The Ultimate Republican Threat

It is one of the anomalies of today's politics: The party that professes absolute fealty to the Constitution in its original form is also the most eager to change it. Exhibit A is the amendment pushed by Republicans to require a balanced budget every year, cap federal spending at 18 percent of gross domestic product, and bar any increase in taxes without a supermajority of two-thirds of Congress or any increase in the national debt without a supermajority of three-fifths.

The immediate explanation for the amendment may seem obvious. Republicans in Congress want to please their party's base. But why is the base so interested in putting government in a straitjacket? A party that sees itself as likely to win future elections is generally not interested in limiting its own powers. But according to Ran Hirschl, a legal scholar in the field of comparative law, parties expecting their fortunes to decline often attempt to entrench their views in constitutional provisions while they have the power to do so. Hirschl calls this pattern "hegemonic preservation," and the Republican Party's eagerness to amend the Constitution is a perfect example.

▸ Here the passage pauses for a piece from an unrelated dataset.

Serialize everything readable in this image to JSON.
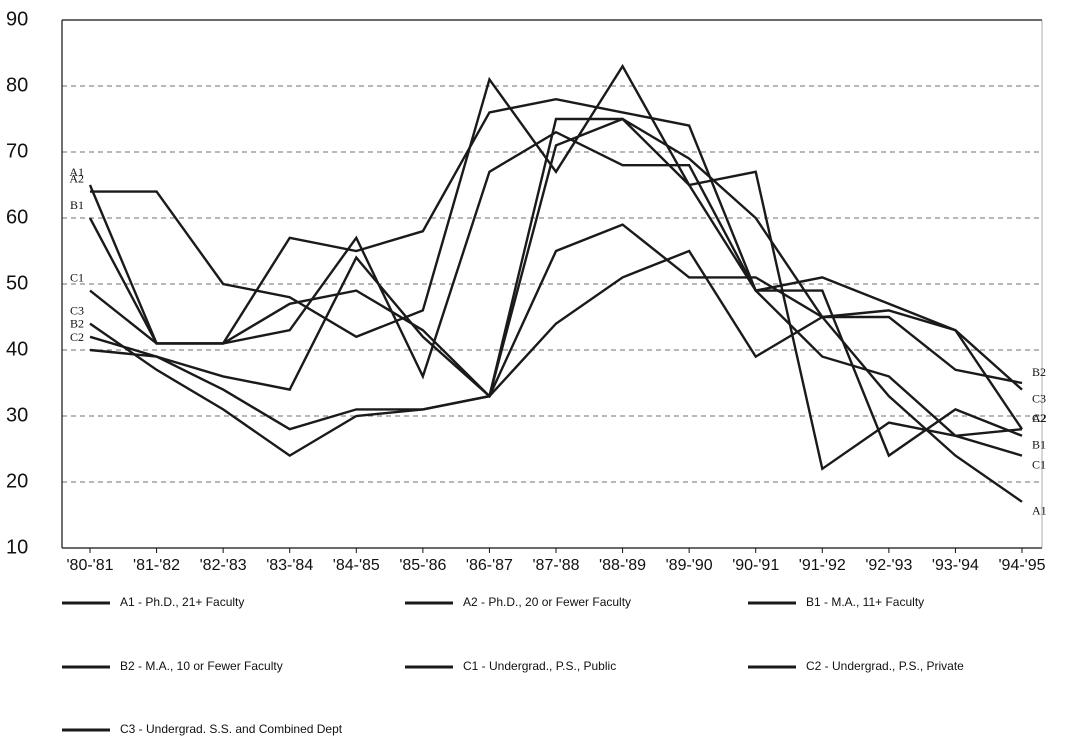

Republicans know in their gut that theirs is a demographically declining party. The GOP does poorly among younger voters, and it has little appeal to ethnic minorities who represent a rising share of the population. The native-born whites at the party's base worry that they are losing control of American society, and they see themselves as the source of the nation's wealth and values, besieged by claimants on the public treasury who steal their money through taxes. Locking in low taxes through the Constitution would offer them protection even after they can no longer dominate elections.

The Constitution did not omit limits on taxes and borrowing because of an oversight. Under the Articles of Confederation, the federal government had been paralyzed because of its inability to raise revenue, and one of the chief purposes of the Constitution was to give the government the fiscal powers it had previously been denied. During the ratification debate, those fiscal powers were at the heart of the Anti-Federalist case against the Constitution -- to which Hamilton responded, in "Federalist No. 30," that limiting those powers would be unwise because there was no telling what demands the government might face in the future.

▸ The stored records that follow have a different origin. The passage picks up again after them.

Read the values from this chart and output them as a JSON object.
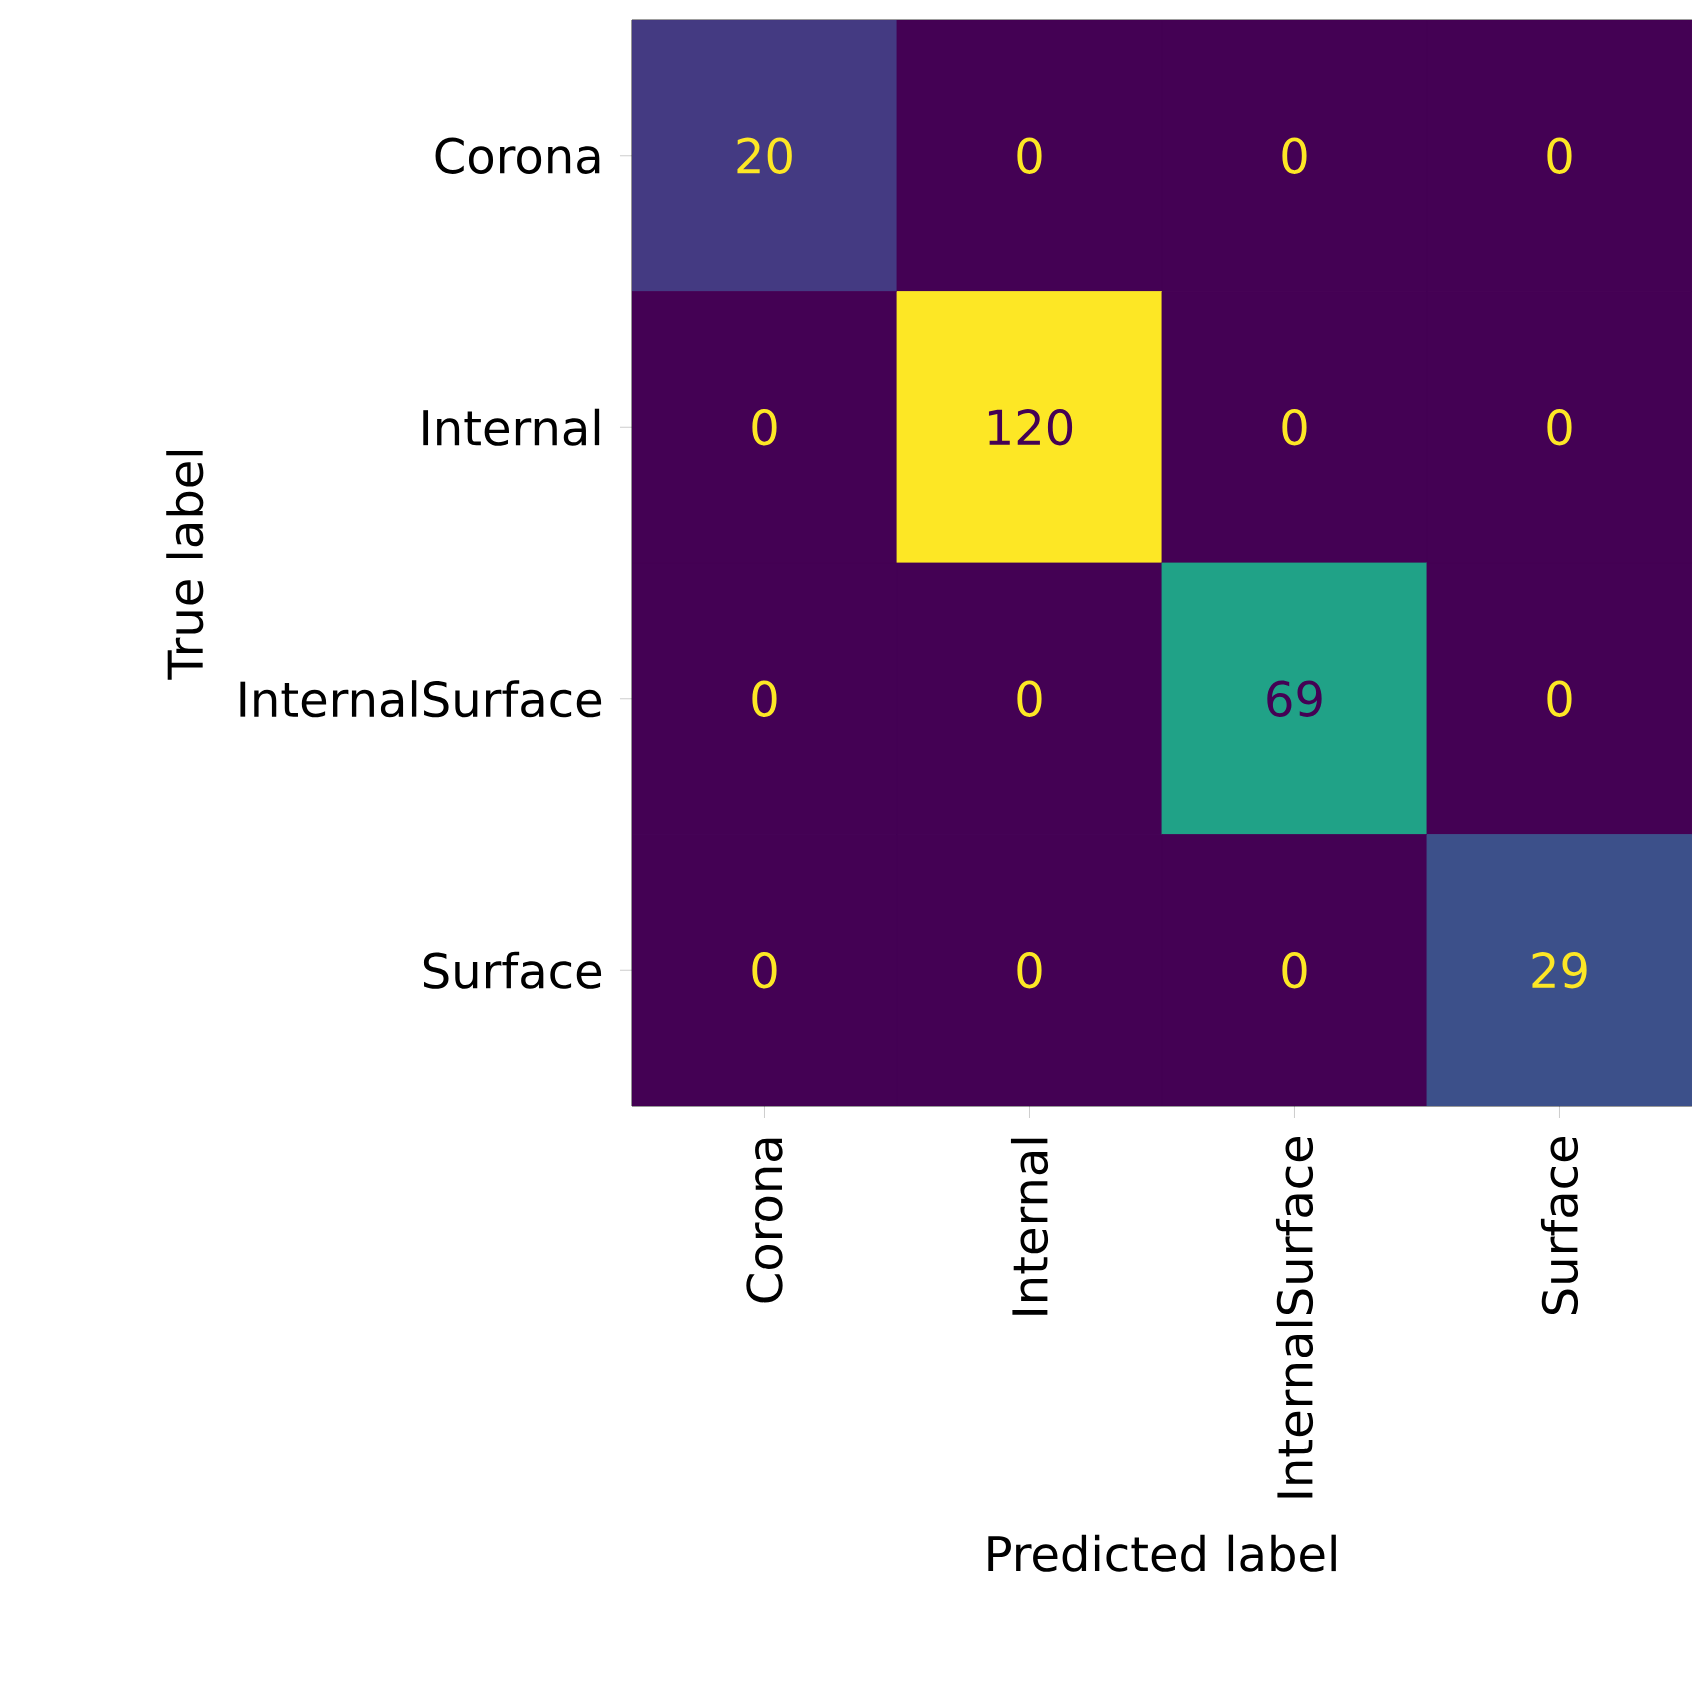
{
  "chart_data": {
    "type": "heatmap",
    "data_labels": true,
    "xlabel": "Predicted label",
    "ylabel": "True label",
    "categories": [
      "Corona",
      "Internal",
      "InternalSurface",
      "Surface"
    ],
    "y_categories": [
      "Corona",
      "Internal",
      "InternalSurface",
      "Surface"
    ],
    "cells": [
      [
        20,
        0,
        0,
        0
      ],
      [
        0,
        120,
        0,
        0
      ],
      [
        0,
        0,
        69,
        0
      ],
      [
        0,
        0,
        0,
        29
      ]
    ]
  }
}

Hamilton was right. The nation would never have flourished if the Anti-Federalists had gotten their way. Now the Republicans -- true heirs to the Anti-Federalists -- are trying to entrench the kind of arbitrary fiscal limitations and requirements for congressional supermajorities that the Founders rejected.

Supermajority requirements empower minorities. If you like the filibuster, you'll love the provision of the balanced-budget amendment that would enable just one-third of either house of Congress to block an increase in taxes. No doubt the amendment's backers see it as a barrier to liberal programs. But one day when they favor an increase in, say, defense spending, the amendment could well blow up in their faces and possibly endanger the nation's security. In a recession, the cap on government spending at 18 percent of gross domestic product would require cuts proportional to the economy's decline -- a good recipe for turning recessions into depressions.

The amendment would not just empower minorities but also remove authority from the elected branches altogether. How would a cap be enforced in a year when spending exceeded 18 percent of GDP? Presumably, the Supreme Court would determine which programs would be cut. Would the Court also rule on the economic forecasts that underlie deficit projections? Would it prescribe the budgetary conventions that determine, for example, what counts as "on" or "off" budget?

The amendment is not just unwise -- it's breathtakingly stupid. The Constitution is admirable for its parsimony.

As Hamilton argued, the Founders did not believe they could anticipate all the demands that the government might have to meet in centuries to come. Today's Republicans are missing that humility; they think they can make economic policy for all future generations.

The amendment does make sense, however, as the effort of a party desperate to lock in its views while it can. A big victory for the Republicans in 2012 could enable them to accomplish via a constitutional amendment what would otherwise be politically difficult to sustain for long. Polls show that the public prefers tax increases on the wealthy and corporations to cutting Social Security and Medicare; the amendment could make a rollback of social protection virtually irreversible, forcing the public to accept outcomes it opposes. Far worse, it would make government incapacity and paralysis a permanent feature of the political system. Surely there must be Hamiltonian conservatives who understand the mortal threat the amendment poses to the republic itself.